Have Fun, Make Stuff, Learn
Wow, I have such a long list of stuff I want to do! ALL THE THINGS!! Finances limit me to the materials on hand, but fortunately, I’m a hoarder with a lot of materials. What is on my plate at this moment is:
Lives of Famous Women Project: Cecilia de Gatisbury is doing a photography project recreating Richard Tessards’ illuminations of Giovanni Boccaccio’s Lives of Famous Women. The illuminations were done between 1488 and 1496. I have volunteers to do Cornificia, a Poetess. She is 1st Century BC Roman, but is portrayed in 15th century attire. I have not tried to make a dress from this era before, so it will be an interesting challenge. I will be making a dress, underdress, cloak, veil, and felt shoes.

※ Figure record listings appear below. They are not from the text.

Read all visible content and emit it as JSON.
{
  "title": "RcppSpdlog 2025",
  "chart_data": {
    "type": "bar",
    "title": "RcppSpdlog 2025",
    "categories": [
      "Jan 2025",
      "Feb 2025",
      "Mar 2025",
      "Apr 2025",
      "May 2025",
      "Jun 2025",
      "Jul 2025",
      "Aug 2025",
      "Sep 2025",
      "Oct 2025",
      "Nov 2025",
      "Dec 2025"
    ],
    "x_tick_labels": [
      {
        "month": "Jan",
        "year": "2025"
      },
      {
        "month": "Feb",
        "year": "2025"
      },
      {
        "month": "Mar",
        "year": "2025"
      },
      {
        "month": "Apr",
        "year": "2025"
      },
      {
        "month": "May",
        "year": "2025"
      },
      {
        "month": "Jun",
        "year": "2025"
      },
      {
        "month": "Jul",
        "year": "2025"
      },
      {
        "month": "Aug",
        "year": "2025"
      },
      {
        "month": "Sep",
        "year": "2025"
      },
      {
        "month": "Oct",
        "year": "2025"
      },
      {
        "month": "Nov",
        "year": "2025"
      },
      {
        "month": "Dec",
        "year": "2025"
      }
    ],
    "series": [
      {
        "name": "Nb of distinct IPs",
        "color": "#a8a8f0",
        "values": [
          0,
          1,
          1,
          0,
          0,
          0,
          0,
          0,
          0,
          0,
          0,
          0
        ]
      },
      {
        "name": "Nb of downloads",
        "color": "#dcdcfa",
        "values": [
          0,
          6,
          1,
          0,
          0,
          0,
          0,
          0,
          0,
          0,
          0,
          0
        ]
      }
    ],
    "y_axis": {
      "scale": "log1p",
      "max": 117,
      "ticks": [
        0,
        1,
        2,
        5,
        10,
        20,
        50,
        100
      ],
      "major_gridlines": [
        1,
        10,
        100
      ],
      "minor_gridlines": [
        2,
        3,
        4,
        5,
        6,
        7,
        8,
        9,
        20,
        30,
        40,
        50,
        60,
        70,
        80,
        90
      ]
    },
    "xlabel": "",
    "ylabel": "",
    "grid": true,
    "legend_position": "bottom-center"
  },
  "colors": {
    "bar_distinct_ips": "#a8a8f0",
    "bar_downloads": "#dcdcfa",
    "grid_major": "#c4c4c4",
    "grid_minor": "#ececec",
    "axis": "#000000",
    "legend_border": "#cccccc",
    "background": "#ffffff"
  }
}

Japanese garb: I put on a lot of weight and most of my old Japanese garb no longer fits, so I’m making new Japanese garb. I’d like to have a court-worthy outfit finished this year, plus some simple lower-class camp garb (kosode, mobakama, ichime-gasa). I’d like to experiment some with construction techniques, reusing vintage kimono silk, or trying dyeing and fabric painting for embellishment.
Norse garb: my man needs his trousers! Alfgeirr has been after me to make a couple of pair of Thorsbjerg trousers for him. I didn’t get them done this year, but he’d like them by Lilies War next summer. He could also use some new tunics, a hat, and a coat. For myself, I’d like to make an apron-dress. Since I’ve sewn a lot in this style over the years, it’s just a question of fitting in the time to sew and learning more about embellishment (embroidery style, card-woven trim).
Fiber Arts: Some of this ties in with the sewing–fiber arts is a “dabbler” area for me. I want to play more with card-weaving and kumihimo, and learn the basics of sashiko stitching and maybe mess around some with dyes.
Calligraphy and Illumination: I’m still taking shodo lessons. Shodo is a lifetime art–there is so much to learn and do and try. I have two projects I want to complete this coming year: calliging the Iroha Poem in a variety of styles and carving some inkan (seals). I want to make a couple of European scrolls as well in 2017, either for kingdom or maybe as prize-scrolls, just to get back into practice. Calligraphy used to be my main art, but I’ve veered more towards poetry in recent years. Still, I’d like to keep my hand in.
Poetry: I’m in the middle of my first 100-poem sequence and wow, it is more difficult than I thought. So I plan to do another one in 2017 (or two, if I can manage it). I was playing around with the idea of straying into European poetic forms, but right now I have my hands full with the Japanese and Chinese. There is a boatload of background reading I have to do, since I have gotten my hands on some translated medieval poetic treatises. This is research heaven, but it also takes a lot of time.
Language study: Japanese language study continues at its slow, self-study pace. I’d be doing this even without the SCA, though, because it is fun.
Research: I want to learn more about the different medieval schools of Japanese Buddhism, as well as how Confucian and Daoist philosophy became integrated into the mainstream of Japanese society. There’s also been more published on nikki bungaku (diary literature), which I would like to get caught up on.
Besides local meetings, I’d like to average an event per month in 2017, finances and health permitting.
It’s a lot, isn’t it? I prefer to dream big. I may not get to everything I want to do in 2017, but this is just a template.